The HASTAC 2010 conference, like previous conferences from the Humanities, Arts, Science, and Technology Advanced Collaboratory emphasized new modes of digital learning, online collaboration, and scholarship in the age of big data. This year the plan was to hold a "virtual conference" featuring discussion carried on through Google Wave. The schedule indicates that there were a number of Virtualpolitik colleagues on the roster, including Craig Dietrich, Vanessa Vobis, and Nicole Starosielski from the 2009 NEH-Vectors Summer Institute on Broadening the Digital Humanities.

In the main message about "The Future of Thinking: Learning Institutions in a Digital Age," David Theo Goldberg of the UC Humanities Research Institute and Cathy Davidson of HASTAC explore when "virtual means collaborative" and draw attention to their own historical context in which "the White House asked the public: what does 21st century learning mean to you?"

In explaining why they "frame the conversation in terms of thinking not of learning," they argue that "thinking is the largest category." As Cathy Davidson notes, "education" and "learning" may be related categories, but "thinking" is central to the humanistic enterprise.
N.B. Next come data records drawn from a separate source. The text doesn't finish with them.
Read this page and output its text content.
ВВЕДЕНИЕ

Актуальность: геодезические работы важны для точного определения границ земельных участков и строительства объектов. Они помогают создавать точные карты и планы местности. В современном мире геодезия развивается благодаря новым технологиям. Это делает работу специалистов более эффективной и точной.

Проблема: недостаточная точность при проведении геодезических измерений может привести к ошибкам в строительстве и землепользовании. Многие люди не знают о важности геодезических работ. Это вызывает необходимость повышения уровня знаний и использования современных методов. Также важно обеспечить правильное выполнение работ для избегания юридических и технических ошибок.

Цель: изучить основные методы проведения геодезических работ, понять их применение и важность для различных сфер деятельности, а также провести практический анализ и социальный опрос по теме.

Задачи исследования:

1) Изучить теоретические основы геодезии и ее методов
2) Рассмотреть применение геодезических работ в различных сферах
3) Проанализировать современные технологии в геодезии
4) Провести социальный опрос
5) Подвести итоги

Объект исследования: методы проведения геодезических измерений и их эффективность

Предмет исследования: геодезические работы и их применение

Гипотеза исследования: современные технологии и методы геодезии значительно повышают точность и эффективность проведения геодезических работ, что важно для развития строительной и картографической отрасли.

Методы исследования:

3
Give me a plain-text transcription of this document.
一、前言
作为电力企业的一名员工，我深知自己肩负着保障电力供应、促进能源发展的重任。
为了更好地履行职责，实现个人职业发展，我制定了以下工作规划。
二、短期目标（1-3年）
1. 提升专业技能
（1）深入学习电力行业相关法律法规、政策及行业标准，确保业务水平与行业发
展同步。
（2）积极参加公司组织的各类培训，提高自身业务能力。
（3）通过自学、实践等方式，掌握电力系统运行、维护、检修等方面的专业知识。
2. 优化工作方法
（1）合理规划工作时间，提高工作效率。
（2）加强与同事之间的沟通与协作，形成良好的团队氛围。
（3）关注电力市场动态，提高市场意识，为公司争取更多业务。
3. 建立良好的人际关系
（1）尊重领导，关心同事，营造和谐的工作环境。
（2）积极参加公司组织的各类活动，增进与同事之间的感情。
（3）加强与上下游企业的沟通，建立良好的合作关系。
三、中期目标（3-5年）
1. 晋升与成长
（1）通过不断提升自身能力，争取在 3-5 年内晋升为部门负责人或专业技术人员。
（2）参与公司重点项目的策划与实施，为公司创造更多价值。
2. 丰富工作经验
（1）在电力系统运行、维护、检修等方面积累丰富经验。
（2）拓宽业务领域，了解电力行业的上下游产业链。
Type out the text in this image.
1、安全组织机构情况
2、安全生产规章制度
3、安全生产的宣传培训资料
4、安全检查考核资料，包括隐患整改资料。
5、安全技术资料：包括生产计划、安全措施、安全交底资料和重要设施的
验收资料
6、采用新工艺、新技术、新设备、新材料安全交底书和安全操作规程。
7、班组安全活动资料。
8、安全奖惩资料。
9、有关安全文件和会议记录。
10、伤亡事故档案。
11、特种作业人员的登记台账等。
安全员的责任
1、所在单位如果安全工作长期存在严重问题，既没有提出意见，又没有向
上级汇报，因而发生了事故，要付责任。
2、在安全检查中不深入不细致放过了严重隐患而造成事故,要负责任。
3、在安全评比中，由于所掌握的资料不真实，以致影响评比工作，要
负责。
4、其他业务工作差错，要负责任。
David Theo Goldberg observes that "technical components" of "reading, writing, and 'rithmatic don't always prioritize "other modes of encouraging" thinking, which might include "modes of judgment" or "modes of reflection." They explained that their mission comprised more than "technical or technicist things," because their collaborative work reshaping educational institutions was about "capacities not simply technical skills."

They also introduced the issue of "modes of attention. Davidson talked about the famed "gorilla suit" study and Goldberg noted how the rise of PDAs could have consequences for the neuropsychology of attention that represent "opening and closing" of opportunities that involves rethinking of simple "expanding vs. trading" models.

Davidson said they were "both skeptical about 'digital natives'" and the assumption that young people were naturally more facile with technology, as noble savages who did not need any instruction. But she did note that when working with a class on the concept of "digital literacies," she observed a "look of terror" when they were asked to contemplate a "world without the Internet" and a "lack of digital sources," which she believed reflected on their "thinking about thinking." For Goldberg, what is critical is the "notion and nature of literacy itself" and the "self-reflexivity" and "ability to use capacities" that the term implies.

As a pragmatist, Davidson also discussed the importance of "assessment" in understanding the "ecology of knowledge systems," which might be "associative," "iterative," and "process-oriented," in ways not imagined by the No Child Left Behind legislation mandating standardized testing but misses the fact that what is "in the outcome itself" can't be so easily captured.

Goldberg also explored the "notion of contribution" in telling about how he had asked graduate students to produce collaborative products in a seminar and engage in syllabus building collectively, much as they would be expected to participate in "teamwork throughout life." For him the "radically individualized" idea of standardization is proved false by lived experiences in "collaboration and laboring together," even if the "common end" may not always be clearly defined from the beginning.

At one point Davidson even suggested that Mozilla might be putting forward the "philosophy of our time."

Then Goldberg explained how "institutions" could serve "as mobilizing networks," so that "institutional walls" were understood as "reforming" even as they are "crumbling." and the classroom becomes about "engagements between the virtual and the material" world.

Goldberg did acknowledge, however, that there could be conflict about this mixing of frames of reference, as was the case in the controversy about the presence of laptops in the classroom, which had even become an issue at the DML. In defense of laptops, Davidson described how "somebody needs to Google jockey this" in certain live classroom interchanges to highlight how "diverse the answers are" when the "affordances in the classroom" are fully explored. Goldberg argued for awareness of the "temporality and closing off" involved in such pedagogical moments, and cited how Eszter Hargittai controls students' laptops from podium. (In my own use of smart classrooms, I like having all students' laptop screens projected, although I have no direct control over their displays.)